Le patriarche maronite Béchara Raï a affirmé dimanche que les dirigeants libanais, incapables de former un cabinet depuis plus d'un an déjà, ne semblent pas vouloir de gouvernement, pourtant condition sine qua non pour réformer et redresser le pays en plein effondrement économique et social. Le prélat n'a pas cependant nommé les dirigeants qu'il critique.
"Après un an et un mois (de vide gouvernemental), il semble que les dirigeants ne veulent pas d'un cabinet", a-t-il affirmé lors de son homélie du dimanche. Le gouvernement du Premier ministre sortant, Hassane Diab, a démissionné le 10 août dernier dans la foulée des explosions meurtrières au port de Beyrouth. Après que Moustapha Adib et Saad Hariri ont été nommés pour former un gouvernement et fini par jeter l'éponge, c'est désormais Nagib Mikati qui est désigné Premier ministre. Il s'évertue depuis plus d'un mois à s'entendre avec le président de la République Michel Aoun, pour qu'un cabinet voie le jour. Mais le partage traditionnel des parts continue de bloquer le processus.

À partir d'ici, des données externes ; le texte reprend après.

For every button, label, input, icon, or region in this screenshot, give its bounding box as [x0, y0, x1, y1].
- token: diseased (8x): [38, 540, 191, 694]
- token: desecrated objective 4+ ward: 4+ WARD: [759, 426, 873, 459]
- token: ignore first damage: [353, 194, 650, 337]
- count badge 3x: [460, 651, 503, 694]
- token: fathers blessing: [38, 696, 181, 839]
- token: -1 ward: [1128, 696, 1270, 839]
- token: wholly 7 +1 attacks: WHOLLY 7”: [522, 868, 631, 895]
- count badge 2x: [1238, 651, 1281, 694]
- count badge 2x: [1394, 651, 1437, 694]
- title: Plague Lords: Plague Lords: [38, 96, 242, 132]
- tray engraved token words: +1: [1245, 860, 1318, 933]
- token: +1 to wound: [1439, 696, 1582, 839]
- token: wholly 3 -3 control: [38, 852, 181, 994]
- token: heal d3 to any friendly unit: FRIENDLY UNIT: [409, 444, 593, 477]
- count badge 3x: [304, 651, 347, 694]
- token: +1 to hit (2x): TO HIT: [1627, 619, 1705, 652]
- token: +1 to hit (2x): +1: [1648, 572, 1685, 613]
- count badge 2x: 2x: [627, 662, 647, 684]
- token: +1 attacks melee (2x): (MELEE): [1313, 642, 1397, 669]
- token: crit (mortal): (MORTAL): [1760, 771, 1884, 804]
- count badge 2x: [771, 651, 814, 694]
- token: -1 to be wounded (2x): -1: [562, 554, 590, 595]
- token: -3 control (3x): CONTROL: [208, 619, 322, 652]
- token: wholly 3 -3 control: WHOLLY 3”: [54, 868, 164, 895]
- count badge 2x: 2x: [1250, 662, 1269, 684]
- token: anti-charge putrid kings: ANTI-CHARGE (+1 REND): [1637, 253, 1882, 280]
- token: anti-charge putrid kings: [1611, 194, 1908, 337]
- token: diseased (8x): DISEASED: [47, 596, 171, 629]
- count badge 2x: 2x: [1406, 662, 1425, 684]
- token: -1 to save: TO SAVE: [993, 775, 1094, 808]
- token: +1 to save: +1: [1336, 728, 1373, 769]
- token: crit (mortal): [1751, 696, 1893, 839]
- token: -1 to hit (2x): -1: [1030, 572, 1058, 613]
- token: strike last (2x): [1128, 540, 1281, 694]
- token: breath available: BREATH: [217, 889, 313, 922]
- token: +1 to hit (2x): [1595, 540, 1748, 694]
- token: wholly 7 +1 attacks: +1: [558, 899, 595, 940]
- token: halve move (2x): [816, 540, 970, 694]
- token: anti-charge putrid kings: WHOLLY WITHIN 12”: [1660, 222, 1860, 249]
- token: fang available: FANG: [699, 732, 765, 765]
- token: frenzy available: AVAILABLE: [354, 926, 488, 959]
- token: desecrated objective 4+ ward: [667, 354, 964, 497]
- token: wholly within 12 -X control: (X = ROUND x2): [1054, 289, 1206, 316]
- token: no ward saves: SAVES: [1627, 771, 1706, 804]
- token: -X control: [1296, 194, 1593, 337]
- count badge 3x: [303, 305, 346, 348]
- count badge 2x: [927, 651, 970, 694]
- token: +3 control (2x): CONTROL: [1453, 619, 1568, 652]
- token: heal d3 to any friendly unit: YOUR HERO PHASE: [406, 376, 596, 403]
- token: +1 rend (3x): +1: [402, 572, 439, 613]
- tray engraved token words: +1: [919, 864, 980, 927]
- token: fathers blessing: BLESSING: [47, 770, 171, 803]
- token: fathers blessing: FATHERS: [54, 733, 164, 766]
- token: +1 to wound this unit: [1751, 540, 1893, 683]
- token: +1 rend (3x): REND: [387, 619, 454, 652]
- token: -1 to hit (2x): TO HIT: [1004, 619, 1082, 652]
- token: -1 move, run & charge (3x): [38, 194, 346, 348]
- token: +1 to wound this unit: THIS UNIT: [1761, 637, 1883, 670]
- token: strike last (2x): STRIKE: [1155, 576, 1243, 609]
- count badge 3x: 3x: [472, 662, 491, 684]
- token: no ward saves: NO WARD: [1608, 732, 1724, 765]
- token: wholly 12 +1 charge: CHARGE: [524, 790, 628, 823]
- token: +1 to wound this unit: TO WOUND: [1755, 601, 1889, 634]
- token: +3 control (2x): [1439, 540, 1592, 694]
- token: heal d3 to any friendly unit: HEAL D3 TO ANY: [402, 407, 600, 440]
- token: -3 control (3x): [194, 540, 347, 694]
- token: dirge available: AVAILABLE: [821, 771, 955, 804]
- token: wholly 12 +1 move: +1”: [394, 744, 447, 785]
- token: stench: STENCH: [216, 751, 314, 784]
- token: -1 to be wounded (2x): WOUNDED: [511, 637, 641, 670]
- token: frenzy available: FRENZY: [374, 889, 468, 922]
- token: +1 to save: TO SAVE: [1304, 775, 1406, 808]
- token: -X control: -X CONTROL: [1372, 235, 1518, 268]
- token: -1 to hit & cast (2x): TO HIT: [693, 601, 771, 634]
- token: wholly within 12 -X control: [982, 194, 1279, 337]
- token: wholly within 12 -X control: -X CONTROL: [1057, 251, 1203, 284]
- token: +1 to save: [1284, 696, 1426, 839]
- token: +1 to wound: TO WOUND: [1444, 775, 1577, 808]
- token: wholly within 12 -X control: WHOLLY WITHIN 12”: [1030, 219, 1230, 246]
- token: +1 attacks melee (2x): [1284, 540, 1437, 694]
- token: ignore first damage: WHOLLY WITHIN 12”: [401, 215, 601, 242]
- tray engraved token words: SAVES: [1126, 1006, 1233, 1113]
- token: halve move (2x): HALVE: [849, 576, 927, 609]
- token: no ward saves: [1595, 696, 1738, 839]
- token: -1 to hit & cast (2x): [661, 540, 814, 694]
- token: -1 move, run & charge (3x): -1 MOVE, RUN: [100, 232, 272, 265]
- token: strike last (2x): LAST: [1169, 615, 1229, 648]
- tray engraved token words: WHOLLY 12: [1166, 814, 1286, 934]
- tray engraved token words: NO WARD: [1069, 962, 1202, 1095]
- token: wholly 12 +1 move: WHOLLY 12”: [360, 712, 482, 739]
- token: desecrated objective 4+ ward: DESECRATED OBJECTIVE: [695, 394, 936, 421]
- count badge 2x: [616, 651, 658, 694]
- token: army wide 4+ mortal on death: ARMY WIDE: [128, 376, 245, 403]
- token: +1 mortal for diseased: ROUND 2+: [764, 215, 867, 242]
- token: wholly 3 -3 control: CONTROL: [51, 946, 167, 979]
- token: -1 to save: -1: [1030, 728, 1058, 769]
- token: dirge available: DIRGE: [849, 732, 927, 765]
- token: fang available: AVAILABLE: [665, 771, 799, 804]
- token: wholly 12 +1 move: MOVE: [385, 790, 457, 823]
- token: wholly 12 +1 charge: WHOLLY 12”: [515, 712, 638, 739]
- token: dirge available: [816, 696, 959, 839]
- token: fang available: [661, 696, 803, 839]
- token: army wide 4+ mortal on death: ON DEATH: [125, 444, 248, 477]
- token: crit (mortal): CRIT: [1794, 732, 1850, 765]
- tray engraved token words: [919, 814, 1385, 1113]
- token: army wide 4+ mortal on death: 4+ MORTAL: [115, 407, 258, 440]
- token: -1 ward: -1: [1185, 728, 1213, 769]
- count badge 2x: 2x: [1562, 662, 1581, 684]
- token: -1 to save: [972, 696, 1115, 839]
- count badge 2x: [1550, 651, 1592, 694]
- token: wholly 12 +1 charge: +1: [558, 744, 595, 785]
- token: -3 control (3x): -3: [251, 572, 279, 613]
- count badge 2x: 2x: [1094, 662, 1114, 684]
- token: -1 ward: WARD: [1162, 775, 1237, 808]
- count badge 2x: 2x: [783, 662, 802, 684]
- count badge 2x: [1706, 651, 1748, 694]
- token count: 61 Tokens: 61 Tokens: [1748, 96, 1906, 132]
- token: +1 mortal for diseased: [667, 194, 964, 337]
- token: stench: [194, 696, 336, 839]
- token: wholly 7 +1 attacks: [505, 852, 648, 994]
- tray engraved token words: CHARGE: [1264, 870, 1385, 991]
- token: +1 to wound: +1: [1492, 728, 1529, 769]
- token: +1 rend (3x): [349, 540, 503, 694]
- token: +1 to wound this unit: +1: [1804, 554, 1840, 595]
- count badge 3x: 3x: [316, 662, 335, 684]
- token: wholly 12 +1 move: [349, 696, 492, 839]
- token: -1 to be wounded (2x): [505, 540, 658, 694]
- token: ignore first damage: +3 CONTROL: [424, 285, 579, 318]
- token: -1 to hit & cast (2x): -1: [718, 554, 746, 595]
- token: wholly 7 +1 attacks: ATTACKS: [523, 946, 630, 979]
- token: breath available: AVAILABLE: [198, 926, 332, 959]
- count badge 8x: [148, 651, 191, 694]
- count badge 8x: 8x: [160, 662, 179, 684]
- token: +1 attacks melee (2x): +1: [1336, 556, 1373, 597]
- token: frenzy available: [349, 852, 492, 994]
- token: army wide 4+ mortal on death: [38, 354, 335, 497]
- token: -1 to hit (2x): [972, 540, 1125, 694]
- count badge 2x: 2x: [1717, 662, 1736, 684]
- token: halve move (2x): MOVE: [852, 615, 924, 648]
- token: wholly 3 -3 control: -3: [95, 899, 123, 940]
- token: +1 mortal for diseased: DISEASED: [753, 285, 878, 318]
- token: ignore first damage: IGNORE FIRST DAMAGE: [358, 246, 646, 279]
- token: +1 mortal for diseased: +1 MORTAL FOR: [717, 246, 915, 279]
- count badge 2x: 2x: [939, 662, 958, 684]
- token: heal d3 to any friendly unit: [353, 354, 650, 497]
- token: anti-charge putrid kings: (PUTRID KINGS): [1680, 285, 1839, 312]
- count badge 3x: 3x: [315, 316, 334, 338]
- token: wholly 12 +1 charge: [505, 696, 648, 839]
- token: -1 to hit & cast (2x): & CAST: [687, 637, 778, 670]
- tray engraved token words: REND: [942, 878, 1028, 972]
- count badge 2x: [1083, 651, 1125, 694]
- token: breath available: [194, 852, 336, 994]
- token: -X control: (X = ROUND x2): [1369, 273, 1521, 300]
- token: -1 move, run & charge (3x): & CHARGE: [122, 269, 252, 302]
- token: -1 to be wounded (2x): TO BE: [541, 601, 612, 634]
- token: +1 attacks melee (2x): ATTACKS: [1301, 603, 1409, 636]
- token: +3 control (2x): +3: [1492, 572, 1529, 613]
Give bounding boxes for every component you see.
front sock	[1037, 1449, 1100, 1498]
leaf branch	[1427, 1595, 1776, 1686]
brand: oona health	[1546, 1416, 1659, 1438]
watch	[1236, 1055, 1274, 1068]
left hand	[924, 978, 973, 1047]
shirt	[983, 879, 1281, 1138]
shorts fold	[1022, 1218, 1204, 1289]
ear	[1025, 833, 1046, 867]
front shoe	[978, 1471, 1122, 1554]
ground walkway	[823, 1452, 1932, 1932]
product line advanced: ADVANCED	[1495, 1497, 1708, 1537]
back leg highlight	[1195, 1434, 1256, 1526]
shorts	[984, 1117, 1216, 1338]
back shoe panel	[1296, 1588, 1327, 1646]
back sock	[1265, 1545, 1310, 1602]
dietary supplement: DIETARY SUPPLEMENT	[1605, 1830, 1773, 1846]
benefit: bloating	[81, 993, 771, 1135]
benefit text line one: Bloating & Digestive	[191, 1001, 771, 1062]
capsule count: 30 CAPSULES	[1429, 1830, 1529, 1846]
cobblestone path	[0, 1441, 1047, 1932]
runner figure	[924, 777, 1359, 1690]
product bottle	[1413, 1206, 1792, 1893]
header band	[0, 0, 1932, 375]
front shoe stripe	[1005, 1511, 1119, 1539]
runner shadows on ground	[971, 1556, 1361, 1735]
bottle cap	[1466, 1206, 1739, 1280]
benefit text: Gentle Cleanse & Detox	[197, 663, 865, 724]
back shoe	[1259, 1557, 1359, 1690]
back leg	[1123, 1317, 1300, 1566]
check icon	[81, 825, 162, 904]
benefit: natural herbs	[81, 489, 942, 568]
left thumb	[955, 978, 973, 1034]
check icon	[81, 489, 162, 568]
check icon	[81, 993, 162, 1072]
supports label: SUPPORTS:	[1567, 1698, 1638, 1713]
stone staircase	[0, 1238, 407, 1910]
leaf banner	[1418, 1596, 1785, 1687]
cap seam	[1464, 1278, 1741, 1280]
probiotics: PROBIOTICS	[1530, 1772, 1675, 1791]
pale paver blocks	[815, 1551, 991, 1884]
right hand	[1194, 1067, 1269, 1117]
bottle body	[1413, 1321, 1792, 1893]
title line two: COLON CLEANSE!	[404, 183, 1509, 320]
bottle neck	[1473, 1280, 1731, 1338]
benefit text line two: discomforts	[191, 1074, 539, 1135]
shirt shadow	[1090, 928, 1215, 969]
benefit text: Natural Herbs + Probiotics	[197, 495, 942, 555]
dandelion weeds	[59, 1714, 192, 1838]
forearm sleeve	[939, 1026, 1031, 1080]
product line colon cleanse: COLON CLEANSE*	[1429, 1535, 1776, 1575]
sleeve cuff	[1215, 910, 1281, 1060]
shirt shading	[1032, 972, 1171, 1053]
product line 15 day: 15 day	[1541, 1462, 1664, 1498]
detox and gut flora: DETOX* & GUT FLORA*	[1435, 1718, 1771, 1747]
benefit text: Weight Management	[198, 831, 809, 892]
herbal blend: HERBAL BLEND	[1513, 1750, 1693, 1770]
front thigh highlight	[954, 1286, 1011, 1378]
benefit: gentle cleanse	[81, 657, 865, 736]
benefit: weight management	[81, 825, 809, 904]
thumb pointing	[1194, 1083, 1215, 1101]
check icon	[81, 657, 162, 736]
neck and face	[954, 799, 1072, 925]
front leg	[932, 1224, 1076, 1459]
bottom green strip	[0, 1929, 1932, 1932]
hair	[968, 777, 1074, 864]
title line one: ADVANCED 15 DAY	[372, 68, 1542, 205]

"Cessez de manipuler les sentiments du peuple, de miner l'État et d'inventer de nouvelles conditions chaque fois que les conditions précédentes sont résolues", a réclamé le patriarche. Les tractations gouvernementales ont d'abord buté sur des désaccords au sein du pouvoir exécutif sur la forme du gouvernement, puis sur l'insistance de M. Aoun et de son camp à nommer les ministres chrétiens, remplacée par la suite par des disputes sur la répartition des portefeuilles régaliens entre les communautés, au premier chef desquels le ministère de l'Intérieur. Désormais, M. Mikati et M. Aoun discutent des noms des ministrables. Autant de négociations qui retardent la mise en place du cabinet, préalable à toute obtention d'aide de la part de la communauté internationale.
Aimer le Liban et son peuple
"Il est désormais clair que vous prenez part au putsch contre la légalité et l'État", a lancé dans ce contexte Mgr Raï, sans toutefois citer nommément les dirigeants qu'il visait. "La seule chose que l'on vous demande est d'aimer le Liban et son peuple, de lui être fidèle et de lui sacrifier vos intérêts personnels", a plaidé le prélat qui appelle depuis des mois les dirigeants politiques à assumer leurs responsabilités pour sauver le pays.
"Il est évident que laisser le peuple mourir de faim dans un État où la justice est entravée vise à pousser des générations et des familles entières à émigrer et à vider la société de ses énergies pour mettre la main sur le pays", a encre dénoncé Mgr Raï. Abattus par l'ampleur de la crise, les pénuries massives d'électricité et d'essence qui font de leur vie quotidienne un enfer, et face à l'absence d'opportunité, de nombreux Libanais cherchent à fuir le pays pour recouvrer leur dignité. "Nous soutenons la révolution civilisée qui tient en elle l'espoir de corriger les déformations et restaurer la légitimité de l'État, car elle est l'expression de l'unité du Liban", a ajouté le patriarche, qui cependant ne ménage pas ses critiques contre les manifestations antipouvoir qui dégénèrent en violences, depuis le déclenchement de la révolte populaire du 17 octobre 2019.
Pour sa part, le métropolite de Beyrouth, Mgr Elias Audi, a déploré le fait que "la classe au pouvoir s'écharpe pour le partage du gâteau gouvernemental" tandis que "le peuple patauge dans le désespoir".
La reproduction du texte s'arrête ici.